Stephen De Vere (1812-1904) a été l’un des plus influents observateurs contemporains de l’immigration irlandaise de la Famine de 1847. Il est né au sein d’une famille aristocrate de confession anglo-protestante, qui possédait un grand domaine terrien à Curragh Chase, dans le comté de Limerick. Malgré sa fortune, De Vere s’est montré solidaires aux les Irlandais catholiques qui louaient des parcelles de terrain sur son grand domaine, les aidant à fuir la Grande Faim de 1847 en Irlande. En avril 1847, Stephen De Vere a pris le bateau avec ses anciens locataires, traversant l’océan Atlantique, voulant les aider à se refaire une vie au Canada. Le 30 novembre 1847, il a écrit une lettre de Toronto, à Thomas Frederick Elliot, lui décrivant les horreurs qu’il a vues durant la traversée transatlantique. La lettre que Stephen De Vere écrit en 1847 a eu des conséquences importantes sur les parlementaires britanniques, puisqu’elle a été lue à haute voix par le Secrétaire des Colonies, Earl Grey, à la Chambre des Lords. Elle fut aussi publiée dans le journal parlementaire britannique. C’est encore le plus cité de tous les témoignages contemporains du voyage en mer durant la Famine.

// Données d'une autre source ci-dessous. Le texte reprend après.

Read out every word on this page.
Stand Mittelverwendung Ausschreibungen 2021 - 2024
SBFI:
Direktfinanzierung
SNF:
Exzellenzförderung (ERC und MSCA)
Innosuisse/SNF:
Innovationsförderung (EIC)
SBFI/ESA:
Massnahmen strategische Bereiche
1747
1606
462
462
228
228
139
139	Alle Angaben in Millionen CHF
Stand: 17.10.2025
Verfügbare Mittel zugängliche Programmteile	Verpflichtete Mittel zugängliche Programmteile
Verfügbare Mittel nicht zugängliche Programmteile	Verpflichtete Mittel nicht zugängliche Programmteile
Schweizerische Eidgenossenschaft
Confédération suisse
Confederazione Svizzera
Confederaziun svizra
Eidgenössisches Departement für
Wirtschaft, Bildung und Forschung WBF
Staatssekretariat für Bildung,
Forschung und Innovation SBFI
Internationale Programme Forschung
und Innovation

« Le voyage en mer n’en est pas encore rendu à la fin de sa première semaine que l’émigrant n’est déjà plus le même homme. Comment pourrait-il en être autrement? Des centaines de gens pauvres, des hommes, des femmes et des enfants, tous âges confondus, à partir du sénile délirant de quatre-vingt-dix ans jusqu’au tout petit bébé naissant, recroquevillés dans la noirceur, à court d’oxygène, ballotés dans la crasse, ne respirant qu’un air fétide, malades physiquement et aux âmes désespérées; des patients fiévreux étendus aux côtés de passagers en santé sur des lits si étroits qu’ils rendent presque impossibles les mouvements pour tenter de calmer le mal incessant, leurs délires d’agonie perturbant tous ceux qui les entourent, les préparant mentalement à être plongés aussi dans la contagion; des passagers qui survivent sans nourriture ou sans médication, à l’exception de celles offertes par charité humaine, qui meurent sans être apaisés par la grâce spirituelle et qui sont ensuite enterrés dans les profondeurs océaniques en n’ayant pas droit aux derniers sacrements de l’Église. »

Selon son petit frère, Aubrey De Vere, il a lui-même risqué sa vie lorsque :

« il a pris la mer avec un nombre considérable de ses propres employés … sous sa supervision et les conduisant à Québec, partageant les souffrances et les périls avec eux dans la cale d’un bateau bondé. Ceux qui ont pu échapper à la fièvre durant la traversée l’ont souvent attrapé rendu sur le continent, le virus en dormance se développant rapidement une fois l’air frais et la meilleure nourriture retrouvés. C’est comme cela. Ils sont arrivés à Québec en juin 1847. Rapidement, presque tous ceux et celles qu’il avait emmenés avec lui et logés dans une grande et saine demeure sont successivement tombés malades. Pendant huit mois, il a veillé personnellement aux soins des malades, comme s’il avait été un infirmier de l’hôpital… Sa lettre décrivant les souffrances endurées par les immigrants a été lue à haute voix dans la Chambre des Lords par Earl Grey, alors Secrétaire aux Colonies, et ‘ l’Acte sur les passagers ’ fut amendé, améliorant les conditions de la traversée dans les vaisseaux pour émigrants. La plupart des émigrants qui sont arrivés à Québec ont été placés dans des hôpitaux bondés et infectés et y sont morts. C’est impossible de savoir exactement le nombre de milliers d’émigrants qui ont pu être sauvés. »
Tiré de l’ouvrage du frère de Stephen De Vere, « Aubrey De Vere, Recollections of Aubrey De Vere, (Londres, Edward Arnold, éditeur, 1897), p. 253. »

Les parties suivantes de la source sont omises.